Other forms for the penalty have been proposed, e.g.,

\begin{equation}
J(\theta) = \sum_{k,m}\frac{\beta_{km}^2}{1+\beta_{km}^2} + \sum_{m,l}\frac{\alpha_{ml}^2}{1+\alpha_{ml}^2},
\end{equation}

known as the _weight elimination_ penalty. This has the effect of shrinking smaller weights more.

### Examples

FIGURE 11.4 shows the results of training a neural network with 10 hidden units, to the mixture example of Chapter 2. Weight decay has clearly improved the prediction.

FIGURE 11.5 shows heat maps of the estimated weights from the training (grayscale versions of these are called _Hinton diagrams_). We see that weight decay has dampened the weights in both layers: The resulting weights are spread fairly evenly over the 10 hidden units.

In [1]:
"""FIGURE 11.4. A neural network on the mixture example with and without weight decay."""
print('Under construction ...')

Under construction ...


In [2]:
"""FIGURE 11.5. Heat maps of the estimated weights"""
print('Under construction ...')

Under construction ...


## $\S$ 11.5.3. Scaling of the Inputs

Since the scaling of the inputs determines the effective scaling of the weights in the bottom layer, it can have a large effect on the quality of the final solution.

At the outset it is best to standardize all inputs to have mean zero and standard deviation one. This ensures all inputs are treated equally in the regularization process, and allows one to choose a meaningful range for the random starting weights.

With standardized inputs, it is typical to take random uniform weights over the range $[-0.7, +0.7]$.

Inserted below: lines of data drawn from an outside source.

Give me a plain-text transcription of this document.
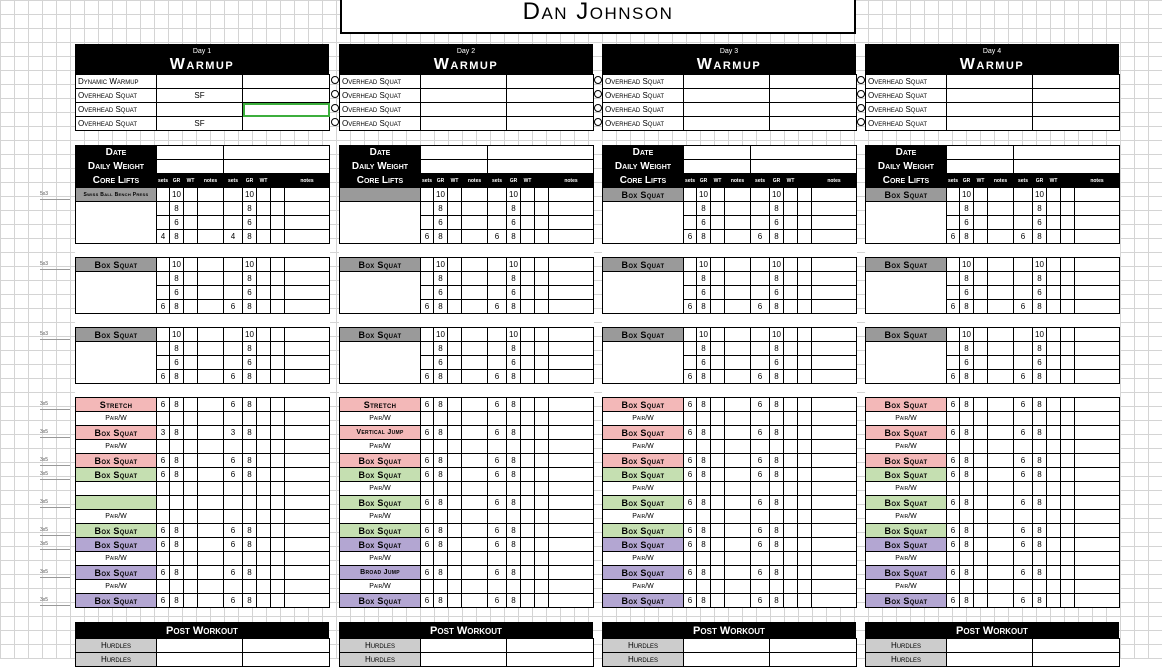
Dan Johnson
5x3
5x3
5x3
3x5
3x5
3x5
3x5
3x5
3x5
3x5
3x5
3x5
Day 1
Warmup
Dynamic Warmup		
Overhead Squat	SF	
Overhead Squat		
Overhead Squat	SF	
Date									
Daily Weight									
Core Lifts	sets	GR	WT	notes	sets	GR	WT		notes
Swiss Ball Bench Press		10				10			
		8				8			
		6				6			
	4	8			4	8			

Box Squat		10				10			
		8				8			
		6				6			
	6	8			6	8			

Box Squat		10				10			
		8				8			
		6				6			
	6	8			6	8			

Stretch	6	8			6	8			
Pair/W									
Box Squat	3	8			3	8			
Pair/W									
Box Squat	6	8			6	8			
Box Squat	6	8			6	8			

Pair/W									
Box Squat	6	8			6	8			
Box Squat	6	8			6	8			
Pair/W									
Box Squat	6	8			6	8			
Pair/W									
Box Squat	6	8			6	8			
Post Workout
Hurdles		
Hurdles		
Day 2
Warmup
Overhead Squat		
Overhead Squat		
Overhead Squat		
Overhead Squat		
Date									
Daily Weight									
Core Lifts	sets	GR	WT	notes	sets	GR	WT		notes
		10				10			
		8				8			
		6				6			
	6	8			6	8			

Box Squat		10				10			
		8				8			
		6				6			
	6	8			6	8			

Box Squat		10				10			
		8				8			
		6				6			
	6	8			6	8			

Stretch	6	8			6	8			
Pair/W									
Vertical Jump	6	8			6	8			
Pair/W									
Box Squat	6	8			6	8			
Box Squat	6	8			6	8			
Pair/W									
Box Squat	6	8			6	8			
Pair/W									
Box Squat	6	8			6	8			
Box Squat	6	8			6	8			
Pair/W									
Broad Jump	6	8			6	8			
Pair/W									
Box Squat	6	8			6	8			
Post Workout
Hurdles		
Hurdles		
Day 3
Warmup
Overhead Squat		
Overhead Squat		
Overhead Squat		
Overhead Squat		
Date									
Daily Weight									
Core Lifts	sets	GR	WT	notes	sets	GR	WT		notes
Box Squat		10				10			
		8				8			
		6				6			
	6	8			6	8			

Box Squat		10				10			
		8				8			
		6				6			
	6	8			6	8			

Box Squat		10				10			
		8				8			
		6				6			
	6	8			6	8			

Box Squat	6	8			6	8			
Pair/W									
Box Squat	6	8			6	8			
Pair/W									
Box Squat	6	8			6	8			
Box Squat	6	8			6	8			
Pair/W									
Box Squat	6	8			6	8			
Pair/W									
Box Squat	6	8			6	8			
Box Squat	6	8			6	8			
Pair/W									
Box Squat	6	8			6	8			
Pair/W									
Box Squat	6	8			6	8			
Post Workout
Hurdles		
Hurdles		
Day 4
Warmup
Overhead Squat		
Overhead Squat		
Overhead Squat		
Overhead Squat		
Date									
Daily Weight									
Core Lifts	sets	GR	WT	notes	sets	GR	WT		notes
Box Squat		10				10			
		8				8			
		6				6			
	6	8			6	8			

Box Squat		10				10			
		8				8			
		6				6			
	6	8			6	8			

Box Squat		10				10			
		8				8			
		6				6			
	6	8			6	8			

Box Squat	6	8			6	8			
Pair/W									
Box Squat	6	8			6	8			
Pair/W									
Box Squat	6	8			6	8			
Box Squat	6	8			6	8			
Pair/W									
Box Squat	6	8			6	8			
Pair/W									
Box Squat	6	8			6	8			
Box Squat	6	8			6	8			
Pair/W									
Box Squat	6	8			6	8			
Pair/W									
Box Squat	6	8			6	8			
Post Workout
Hurdles		
Hurdles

## $\S$ 11.5.4. Number of Hidden Units and Layers

> Generally speaking it is better to have too many hidden units than too few.

* With too few hidden units, the model might not have enough flexibility to capture the nonlinearities in the data.
* With too many hidden units, the extra weights can be shrunk toward zero if appropriate regularization is used.

Typically the number of hidden units is somewhere in the range of 5 to 100, with the number increasing with the number of inputs and number of training cases. It is most common to put down a reasonably large number of units and train them with regularization.

Some researchers use cross-validation to estimate the optimal number, but this seems unnecessary if cross-validation is used to estimate the regularization parameter.

> Choice of the number of hidden layers is guided by background knowledge and experimentation.

Each layer extracts features of the input for regression or classification. Use of multiple hidden layers allows construction of hierarchical features at different levels of resolution (for an example see $\S$ 11.6).

## $\S$ 11.5.5. Multiple Minima

The error function $R(\theta)$ is nonconvex, possessing many local minima. As a result, the final solution obtained is quite dependent on the choice of starting weights. One must at least try a number of random starting configurations, and choose the solution giving lowest (penalizes) error.

Probabily a better approach is to use the average predictions over the collection of networks as the final prediction (Ripley, 1996). This is preferrable to averaging the weights, since the nonlinearity of the model implies that this averaged solution could be quite poor.

Another approach is via _bagging_, which averages the predictions of networks training from randomly perturbed versions of the training data ($\S$ 8.7).